During my travels to Mexico before my move, friends kept talking about taking the colectivo to get from one place to another. When I moved, I realized this was one of the first things I needed to learn how to do, and for good reason. In California, it was really common to take a plane between my home in the Bay Area and my family’s home in Southern California. Of course, you can fly between cities in Mexico, too, but for shorter distances it’s efficient, and really comfortable, to take the colectivo.
How that works depends on where you are and how far you’re going. The colectivo ranges from a camión (Spanish for truck) in rural areas to luxury bus lines between cities. My first stop as I moved to Mexico was for 2 weeks on the beach in Zipolite, Oaxaca, which has been my favorite off-the-main-tourist-map vacation spot for the past 5 years or so. Over the course of several visits, I heard a lot about a unique Zapotec spiritual experience in San José del Pacifico that I wanted to experience for myself. Since my birthday was a few days after I arrived, I decided that would be a good enough reason to trek up the Sierra Madre del Sur via the colectivo. My Zapotec friend Miguél offered to help me find my way there and back taking, so I took him up on it, and indeed had an amazing encounter with the Zapotec culture. (For more about that, check out A Zapotec temazcal in San José del Pacifico.)

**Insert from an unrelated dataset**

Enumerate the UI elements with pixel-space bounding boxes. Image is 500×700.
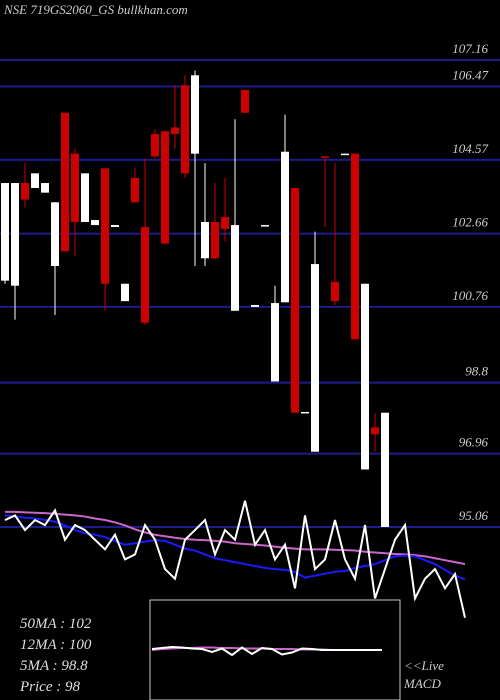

The colectivo system is really interesting to me because it is unlike how bus systems work in the US, where public transit and a handful of private interstate and intercity companies, such as Greyhound, are more common. Colectivos operate differently in that the vehicle you ride in is usually owned by the driver. When the driver starts working for the company, the colectivo buys him his own bus, which is his to drive every working day. This provides the driver with the means to earn income to support his family from the start without the burden of the high cost of paying for a mini-bus up front. He profits off the rides he provides to passengers, contributing a share of his income back into the colectivo system to support other drivers. So it’s a wonderful collective system of drivers supporting drivers, who support the travel needs of the general public.

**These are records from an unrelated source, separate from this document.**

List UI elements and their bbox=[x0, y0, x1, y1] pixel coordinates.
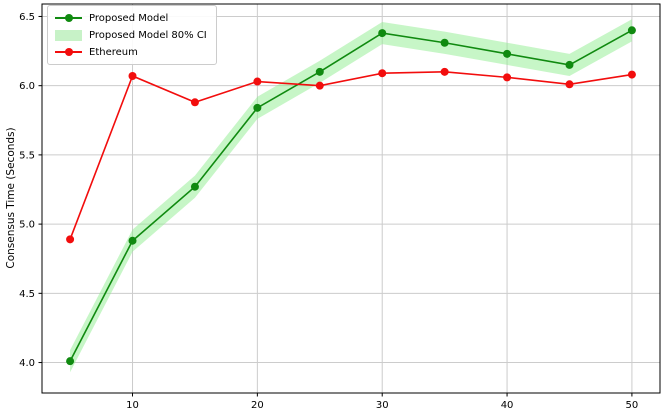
x-tick-label: 40 bbox=[501, 400, 514, 411]
ethereum-data-point bbox=[190, 98, 199, 107]
ethereum-data-point bbox=[627, 70, 636, 79]
proposed-model-data-point bbox=[128, 236, 137, 245]
x-tick-label: 20 bbox=[251, 400, 264, 411]
ethereum-marker-icon bbox=[64, 48, 73, 56]
proposed-model-data-point bbox=[378, 29, 387, 38]
proposed-model-data-point bbox=[565, 60, 574, 69]
ethereum-data-point bbox=[503, 73, 512, 82]
legend: Proposed Model Proposed Model 80% CI Eth… bbox=[47, 5, 217, 65]
y-tick-label: 6.0 bbox=[19, 81, 35, 92]
legend-item-proposed-model: Proposed Model bbox=[55, 10, 207, 26]
proposed-model-data-point bbox=[66, 357, 75, 366]
y-tick-label: 5.5 bbox=[19, 150, 35, 161]
y-tick-label: 4.0 bbox=[19, 358, 35, 369]
proposed-model-data-point bbox=[315, 67, 324, 76]
y-tick-label: 4.5 bbox=[19, 289, 35, 300]
x-tick-label: 30 bbox=[376, 400, 389, 411]
ethereum-data-point bbox=[378, 69, 387, 78]
legend-item-ethereum: Ethereum bbox=[55, 44, 207, 60]
ethereum-data-point bbox=[253, 77, 262, 86]
proposed-model-data-point bbox=[440, 38, 449, 47]
ethereum-data-point bbox=[66, 235, 75, 244]
proposed-model-line-swatch bbox=[55, 14, 82, 22]
legend-label-proposed-model: Proposed Model bbox=[89, 12, 169, 24]
ethereum-data-point bbox=[440, 67, 449, 76]
ethereum-data-point bbox=[565, 80, 574, 89]
ethereum-line-swatch bbox=[55, 48, 82, 56]
ethereum-data-point bbox=[128, 71, 137, 80]
legend-label-ethereum: Ethereum bbox=[89, 46, 138, 58]
ci-band-swatch bbox=[55, 29, 82, 41]
y-axis-label: Consensus Time (Seconds) bbox=[5, 127, 17, 269]
proposed-model-marker-icon bbox=[64, 14, 73, 22]
ci-band bbox=[70, 19, 632, 373]
x-tick-label: 10 bbox=[126, 400, 139, 411]
proposed-model-series-line bbox=[69, 29, 633, 362]
x-tick-label: 50 bbox=[626, 400, 639, 411]
proposed-model-data-point bbox=[503, 49, 512, 58]
y-tick-label: 5.0 bbox=[19, 220, 35, 231]
proposed-model-data-point bbox=[627, 26, 636, 35]
ethereum-data-point bbox=[315, 81, 324, 90]
legend-label-proposed-model-ci: Proposed Model 80% CI bbox=[89, 29, 207, 41]
proposed-model-data-point bbox=[190, 182, 199, 191]
ethereum-series-line bbox=[69, 71, 633, 240]
proposed-model-data-point bbox=[253, 103, 262, 112]
plot-border bbox=[41, 3, 661, 394]
y-tick-label: 6.5 bbox=[19, 12, 35, 23]
legend-item-proposed-model-ci: Proposed Model 80% CI bbox=[55, 27, 207, 43]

Since the first trip to San José del Pacifico in Oaxaca, I’ve enjoyed several other colectivo trips around central Mexico to cities including Guadalajara, Ajijic, León, Guanajuato, San Miguel de Allende, Querétaro, Toluca, Ciudád de México, and more. Next time you’re in Mexico looking to venture around, just ask somebody where you can find the “Central de Autobuses” in town. I usually take Primera Plus, but another company that comes highly recommended by others is called ETN.